Single machine vs Distributed Version
-------------------------------------
If you have used xgboost (single machine version) before, this section will show you how to run xgboost on hadoop with a slight modification on conf file.
* IO: instead of reading and writing file locally, we now use HDFS, put ```hdfs://``` prefix to the address of file you like to access
* File cache: ```dmlc_yarn.py``` also provide several ways to cache necesary files, including binary file (xgboost), conf file
- ```dmlc_yarn.py``` will automatically cache files in the command line. For example, ```dmlc_yarn.py -n 3 $localPath/xgboost.dmlc mushroom.hadoop.conf``` will cache "xgboost.dmlc" and "mushroom.hadoop.conf".
- You could also use "-f" to manually cache one or more files, like ```-f file1 -f file2```
- The local path of cached files in command is "./".

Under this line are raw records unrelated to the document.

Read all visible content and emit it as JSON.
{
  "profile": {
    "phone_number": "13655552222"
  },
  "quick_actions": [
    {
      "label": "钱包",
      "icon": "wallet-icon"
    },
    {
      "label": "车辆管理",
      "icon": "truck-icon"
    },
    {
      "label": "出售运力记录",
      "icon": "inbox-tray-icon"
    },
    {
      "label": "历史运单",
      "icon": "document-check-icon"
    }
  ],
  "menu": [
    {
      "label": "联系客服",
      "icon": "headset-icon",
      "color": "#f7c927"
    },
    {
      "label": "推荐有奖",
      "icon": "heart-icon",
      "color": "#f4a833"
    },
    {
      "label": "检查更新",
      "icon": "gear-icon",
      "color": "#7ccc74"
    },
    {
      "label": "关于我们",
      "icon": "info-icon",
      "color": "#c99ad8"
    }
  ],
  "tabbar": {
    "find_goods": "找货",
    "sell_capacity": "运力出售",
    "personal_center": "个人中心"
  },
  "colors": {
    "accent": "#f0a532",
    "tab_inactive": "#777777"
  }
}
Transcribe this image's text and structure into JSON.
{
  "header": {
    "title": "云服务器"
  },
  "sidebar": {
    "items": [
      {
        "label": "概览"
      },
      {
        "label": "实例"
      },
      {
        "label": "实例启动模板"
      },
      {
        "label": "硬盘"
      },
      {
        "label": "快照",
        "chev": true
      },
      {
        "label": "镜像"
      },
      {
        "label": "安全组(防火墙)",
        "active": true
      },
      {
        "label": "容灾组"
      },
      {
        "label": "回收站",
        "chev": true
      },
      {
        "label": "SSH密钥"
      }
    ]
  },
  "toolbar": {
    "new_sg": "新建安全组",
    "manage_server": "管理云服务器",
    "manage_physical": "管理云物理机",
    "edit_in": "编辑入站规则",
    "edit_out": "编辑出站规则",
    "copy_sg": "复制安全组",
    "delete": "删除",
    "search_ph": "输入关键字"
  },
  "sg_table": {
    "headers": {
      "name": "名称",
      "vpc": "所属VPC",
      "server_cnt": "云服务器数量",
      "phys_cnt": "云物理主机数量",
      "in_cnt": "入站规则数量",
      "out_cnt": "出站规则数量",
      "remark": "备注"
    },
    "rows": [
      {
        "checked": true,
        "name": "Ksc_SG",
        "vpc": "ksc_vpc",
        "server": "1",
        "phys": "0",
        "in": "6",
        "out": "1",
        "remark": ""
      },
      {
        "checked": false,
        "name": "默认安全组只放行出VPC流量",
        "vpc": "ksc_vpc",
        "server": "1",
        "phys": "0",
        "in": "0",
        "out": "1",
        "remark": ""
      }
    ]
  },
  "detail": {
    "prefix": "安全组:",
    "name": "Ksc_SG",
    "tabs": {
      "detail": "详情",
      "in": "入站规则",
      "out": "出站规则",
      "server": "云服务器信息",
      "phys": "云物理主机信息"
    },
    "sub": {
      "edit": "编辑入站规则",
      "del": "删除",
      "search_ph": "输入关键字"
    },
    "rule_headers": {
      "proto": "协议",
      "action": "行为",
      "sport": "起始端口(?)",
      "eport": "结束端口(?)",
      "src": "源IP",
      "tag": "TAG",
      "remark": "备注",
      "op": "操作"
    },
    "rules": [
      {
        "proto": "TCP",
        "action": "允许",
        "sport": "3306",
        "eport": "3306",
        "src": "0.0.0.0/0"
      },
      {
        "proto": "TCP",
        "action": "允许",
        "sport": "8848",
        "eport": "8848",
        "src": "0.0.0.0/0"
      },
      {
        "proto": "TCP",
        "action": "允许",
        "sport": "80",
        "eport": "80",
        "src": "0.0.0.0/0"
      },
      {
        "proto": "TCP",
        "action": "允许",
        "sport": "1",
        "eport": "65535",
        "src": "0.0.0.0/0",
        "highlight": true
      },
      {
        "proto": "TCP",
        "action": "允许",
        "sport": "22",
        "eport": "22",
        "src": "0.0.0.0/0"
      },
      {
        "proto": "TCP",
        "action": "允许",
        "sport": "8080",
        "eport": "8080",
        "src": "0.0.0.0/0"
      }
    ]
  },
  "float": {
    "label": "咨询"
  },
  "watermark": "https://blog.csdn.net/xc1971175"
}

* More details of submission can be referred to the usage of ```dmlc_yarn.py```.
* The model saved by hadoop version is compatible with single machine version.
Notes
-----
* The code is optimized with multi-threading, so you will want to run xgboost with more vcores for best performance.
- You will want to set <n_thread_per_worker> to be number of cores you have on each machine.
Step by Step Tutorial on AWS
----------------------------
Checkout [this tutorial](https://xgboost.readthedocs.org/en/latest/tutorial/aws_yarn.html) for running distributed xgboost.
External Memory Version
-----------------------
XGBoost supports external memory, this will make each process cache data into local disk during computation, without taking up all the memory for storing the data.
See [external memory](https://github.com/dmlc/xgboost/tree/master/doc/external_memory.md) for syntax using external memory.
You only need to add cacheprefix to the input file to enable external memory mode. For example set training data as
```
data=hdfs:///path-to-my-data/#dtrain.cache
```
This will make xgboost more memory efficient, allows you to run xgboost on larger-scale dataset.
Model Analysis
--------------
XGBoost is exchangable across all bindings and platforms.
This means you can use python or R to analyze the learnt model and do prediction.
For example, you can use the [plot_model.ipynb](plot_model.ipynb) to visualize the learnt model.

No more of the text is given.